Crise diplomatique : Cuba évoque un scénario de guerre et Washington durcit ses mesures
Les relations entre Cuba et les États-Unis connaissent une nouvelle phase de fortes tensions, marquée par des accusations mutuelles, des sanctions renforcées et une rhétorique de plus en plus alarmante.
Le président cubain Miguel Díaz-Canel a averti qu’une éventuelle attaque contre son pays pourrait entraîner un « bain de sang aux conséquences incalculables ». Selon lui, La Havane ne représente aucune menace pour d’autres nations, mais revendique le droit de se défendre face à toute agression extérieure.

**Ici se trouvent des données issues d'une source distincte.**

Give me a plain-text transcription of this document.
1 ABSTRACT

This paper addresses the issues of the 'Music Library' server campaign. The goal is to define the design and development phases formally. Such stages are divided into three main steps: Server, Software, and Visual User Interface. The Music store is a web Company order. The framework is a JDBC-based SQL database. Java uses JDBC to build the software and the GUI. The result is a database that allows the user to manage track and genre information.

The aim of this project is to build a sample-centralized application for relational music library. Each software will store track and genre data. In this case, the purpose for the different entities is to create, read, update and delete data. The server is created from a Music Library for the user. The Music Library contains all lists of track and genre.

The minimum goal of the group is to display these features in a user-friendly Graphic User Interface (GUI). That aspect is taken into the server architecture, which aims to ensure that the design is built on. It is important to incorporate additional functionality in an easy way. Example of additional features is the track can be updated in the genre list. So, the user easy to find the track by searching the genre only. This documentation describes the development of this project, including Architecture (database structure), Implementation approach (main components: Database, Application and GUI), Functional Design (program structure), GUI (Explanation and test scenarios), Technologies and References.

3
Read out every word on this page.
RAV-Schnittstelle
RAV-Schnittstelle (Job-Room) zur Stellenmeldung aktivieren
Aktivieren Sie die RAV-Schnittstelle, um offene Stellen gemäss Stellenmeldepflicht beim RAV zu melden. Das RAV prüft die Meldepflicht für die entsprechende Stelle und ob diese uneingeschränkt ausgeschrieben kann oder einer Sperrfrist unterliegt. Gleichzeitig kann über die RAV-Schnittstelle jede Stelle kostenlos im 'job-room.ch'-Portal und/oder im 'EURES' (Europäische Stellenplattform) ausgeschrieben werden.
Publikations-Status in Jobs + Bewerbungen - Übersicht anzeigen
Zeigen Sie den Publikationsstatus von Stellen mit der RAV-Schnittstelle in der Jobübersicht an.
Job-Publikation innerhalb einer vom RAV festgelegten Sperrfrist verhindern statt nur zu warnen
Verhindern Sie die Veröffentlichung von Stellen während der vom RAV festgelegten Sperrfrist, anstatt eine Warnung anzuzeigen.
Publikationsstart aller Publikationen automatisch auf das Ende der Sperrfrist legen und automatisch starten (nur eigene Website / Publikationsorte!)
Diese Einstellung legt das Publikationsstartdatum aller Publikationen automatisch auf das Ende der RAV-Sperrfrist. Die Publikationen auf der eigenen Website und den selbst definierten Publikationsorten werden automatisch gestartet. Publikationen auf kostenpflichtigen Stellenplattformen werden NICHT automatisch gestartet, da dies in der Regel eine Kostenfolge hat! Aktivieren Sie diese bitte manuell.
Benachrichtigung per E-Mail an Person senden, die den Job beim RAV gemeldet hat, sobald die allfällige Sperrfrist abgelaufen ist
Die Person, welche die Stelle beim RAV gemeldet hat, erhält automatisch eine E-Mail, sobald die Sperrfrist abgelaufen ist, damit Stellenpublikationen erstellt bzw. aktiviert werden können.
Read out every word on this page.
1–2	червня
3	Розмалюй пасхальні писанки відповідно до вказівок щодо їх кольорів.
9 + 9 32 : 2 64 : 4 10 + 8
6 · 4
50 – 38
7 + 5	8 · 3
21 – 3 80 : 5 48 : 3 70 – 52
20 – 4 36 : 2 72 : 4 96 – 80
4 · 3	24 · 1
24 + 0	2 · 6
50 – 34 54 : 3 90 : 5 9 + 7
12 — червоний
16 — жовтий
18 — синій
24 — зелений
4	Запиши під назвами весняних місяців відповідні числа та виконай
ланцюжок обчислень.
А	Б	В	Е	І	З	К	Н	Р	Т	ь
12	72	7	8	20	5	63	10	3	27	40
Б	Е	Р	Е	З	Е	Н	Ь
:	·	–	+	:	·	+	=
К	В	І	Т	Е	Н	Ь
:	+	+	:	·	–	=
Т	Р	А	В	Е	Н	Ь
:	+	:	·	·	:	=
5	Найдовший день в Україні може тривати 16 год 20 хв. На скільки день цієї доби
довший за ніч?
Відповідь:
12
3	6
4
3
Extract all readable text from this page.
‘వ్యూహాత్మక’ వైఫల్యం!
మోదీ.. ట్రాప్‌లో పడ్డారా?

Ces déclarations interviennent dans un contexte déjà tendu, après des informations relayées par des médias internationaux, notamment Axios, selon lesquelles Cuba aurait acquis plusieurs centaines de drones militaires et envisagerait différents scénarios opérationnels, notamment dans les zones proches de la base américaine de Guantanamo. Des responsables américains évoquent de leur côté une « menace croissante » liée à ces capacités.
Une escalade diplomatique et sécuritaire
Washington continue d’accroître la pression sur l’île. Le département du Trésor a récemment élargi sa liste de sanctions en ciblant des responsables cubains de haut rang, dont des membres du gouvernement et des officiers militaires. Parmi les figures visées figurent des ministres ainsi que des responsables du renseignement et de la sécurité.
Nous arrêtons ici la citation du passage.